Monday, January 14, 2008
A new article from the Journal of Cellular Physiology presented some new insights into the role of PRP in tendon healing. After injecting PRP into mice patellar tendons, accelerated healing was demonstrated. The PRP had an 8.8 times platelet concentration above baseline versus whole blood.
Circulation derived cells play a key role in tendon healing. Blood flow is very important in connective tissue regeneration. Tendons typically have a poor blood supply (only 1/3 of the amount found in muscles). This study showed increased quantity of these healing cells in the early phase of tendon repair. Unfortunately, these helpful cells normally disappear with time. Therefore prolonging their presence is advantageous. Also increased type I & III collagen and macrophages were increased; supporting that PRP promotes tendon healing
Sunday, January 13, 2008
A new article from the British Journal of Sports Medicine Nov 07, reviews PRP (Platelet rich Plasma) use in sports medicine. After a good thorough review, they point out that using growth factors is considered a doping violation by the WADA (World Anti-Doping agency). THE WADA created in 1999 to promote, coordinate, and monitor the fight against doping in sports. The WADA prohibits use of a particular growth factor, Insulin like growth factor (IGF-I). However scientific literature has shown that IGF-I is not increased in PRP. This misunderstanding of PRP may create an ironic situation where this cutting edge technology may be available to the weekend warrior, but not the Olympian.
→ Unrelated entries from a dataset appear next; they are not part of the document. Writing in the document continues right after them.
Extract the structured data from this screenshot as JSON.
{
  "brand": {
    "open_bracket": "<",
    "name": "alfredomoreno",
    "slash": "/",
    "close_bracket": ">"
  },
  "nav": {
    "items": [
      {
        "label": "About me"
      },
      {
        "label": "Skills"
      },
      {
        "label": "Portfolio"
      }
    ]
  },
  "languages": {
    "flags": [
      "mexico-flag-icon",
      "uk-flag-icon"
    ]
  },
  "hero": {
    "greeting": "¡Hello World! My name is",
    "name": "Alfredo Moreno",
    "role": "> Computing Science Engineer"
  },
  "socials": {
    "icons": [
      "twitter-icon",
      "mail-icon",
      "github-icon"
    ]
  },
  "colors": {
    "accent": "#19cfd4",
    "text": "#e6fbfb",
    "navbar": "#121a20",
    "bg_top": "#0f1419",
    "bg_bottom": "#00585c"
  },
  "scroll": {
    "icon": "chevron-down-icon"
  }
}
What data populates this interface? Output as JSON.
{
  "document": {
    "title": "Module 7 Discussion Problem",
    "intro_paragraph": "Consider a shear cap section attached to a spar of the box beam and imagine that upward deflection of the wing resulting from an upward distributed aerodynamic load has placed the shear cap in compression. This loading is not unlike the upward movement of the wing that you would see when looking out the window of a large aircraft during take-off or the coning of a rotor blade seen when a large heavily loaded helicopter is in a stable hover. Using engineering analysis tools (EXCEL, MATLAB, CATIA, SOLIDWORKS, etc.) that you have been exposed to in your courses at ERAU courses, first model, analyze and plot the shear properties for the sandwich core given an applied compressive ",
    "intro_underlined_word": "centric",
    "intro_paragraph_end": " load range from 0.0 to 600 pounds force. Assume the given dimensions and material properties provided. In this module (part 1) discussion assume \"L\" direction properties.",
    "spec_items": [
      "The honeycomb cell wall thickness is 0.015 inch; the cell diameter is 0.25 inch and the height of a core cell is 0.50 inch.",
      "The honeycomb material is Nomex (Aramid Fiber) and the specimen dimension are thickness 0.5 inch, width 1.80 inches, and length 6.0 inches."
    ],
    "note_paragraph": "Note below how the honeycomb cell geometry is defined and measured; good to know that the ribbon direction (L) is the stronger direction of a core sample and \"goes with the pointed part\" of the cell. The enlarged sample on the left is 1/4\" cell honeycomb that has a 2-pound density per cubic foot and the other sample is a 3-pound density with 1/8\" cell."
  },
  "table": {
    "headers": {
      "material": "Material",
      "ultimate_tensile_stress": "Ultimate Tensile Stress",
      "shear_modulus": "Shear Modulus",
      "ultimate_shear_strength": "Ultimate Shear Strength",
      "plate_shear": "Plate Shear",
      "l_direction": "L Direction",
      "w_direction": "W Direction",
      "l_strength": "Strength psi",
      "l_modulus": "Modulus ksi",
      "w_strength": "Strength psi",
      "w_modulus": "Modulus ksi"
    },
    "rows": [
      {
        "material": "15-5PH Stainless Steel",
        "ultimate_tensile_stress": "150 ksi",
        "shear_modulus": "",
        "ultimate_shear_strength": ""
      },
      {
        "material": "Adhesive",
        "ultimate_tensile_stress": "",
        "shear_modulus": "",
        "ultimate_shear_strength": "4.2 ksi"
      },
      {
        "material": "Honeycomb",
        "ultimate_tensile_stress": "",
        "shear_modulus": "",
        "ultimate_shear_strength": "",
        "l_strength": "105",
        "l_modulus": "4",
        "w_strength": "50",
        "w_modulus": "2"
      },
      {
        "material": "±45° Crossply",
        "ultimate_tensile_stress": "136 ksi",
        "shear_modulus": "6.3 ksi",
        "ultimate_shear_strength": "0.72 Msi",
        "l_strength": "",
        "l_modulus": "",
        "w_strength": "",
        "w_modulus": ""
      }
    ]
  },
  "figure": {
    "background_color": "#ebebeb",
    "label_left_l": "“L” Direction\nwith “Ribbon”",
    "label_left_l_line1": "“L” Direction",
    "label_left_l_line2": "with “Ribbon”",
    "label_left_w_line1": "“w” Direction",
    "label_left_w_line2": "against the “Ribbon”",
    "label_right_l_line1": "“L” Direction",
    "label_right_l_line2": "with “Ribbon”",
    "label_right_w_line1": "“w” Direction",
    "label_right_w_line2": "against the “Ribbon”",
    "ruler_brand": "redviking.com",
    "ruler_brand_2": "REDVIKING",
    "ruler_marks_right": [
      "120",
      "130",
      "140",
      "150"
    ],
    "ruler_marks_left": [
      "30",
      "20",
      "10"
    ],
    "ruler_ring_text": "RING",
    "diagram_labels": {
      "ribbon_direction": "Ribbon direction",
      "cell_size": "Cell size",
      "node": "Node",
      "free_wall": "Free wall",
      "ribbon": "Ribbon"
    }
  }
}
Keep in mind that "growth factors" are different from "growth hormones."
As PRP use increases so does the need for the scientific community to comprehend it's applications & mechanism of action. Hopefully the application of PRP will be recognized as a natural and safe alternative to promote healing in high level athletes and the weekend warrior alike.
Growth Factor Delivery Methods in the Management of Sports Injuries:The State of Play http://bjsm.bmj.com/cgi/content/abstract/bjsm.2007.040071v1
Thursday, January 3, 2008
A growing number of physicians are using musculoskeletal ultrasound to guide various injections. As a leading imaging technique in Europe, ultrasound is safe, economic, convenient, & effective in diagnosing many injuries. The technology has dramatically improved and allows us to visualize nerve & tendon fibers. While the quality is not quite MRI caliber, ultrasound allows for dynamic (motion studies). In other words, ultrasound allows functional evaluation of an injury with movement, whereas MRI takes a still image. Also, ultrasound has color doppler that shows areas of blood flow changes (called neo vascularization). This allows us to deliver the PRP within a millimeter of the target site, or even discover other regions that are affected.
Ultrasound technology continues to grow. I just upgraded to this Sonosite portable machine with color doppler.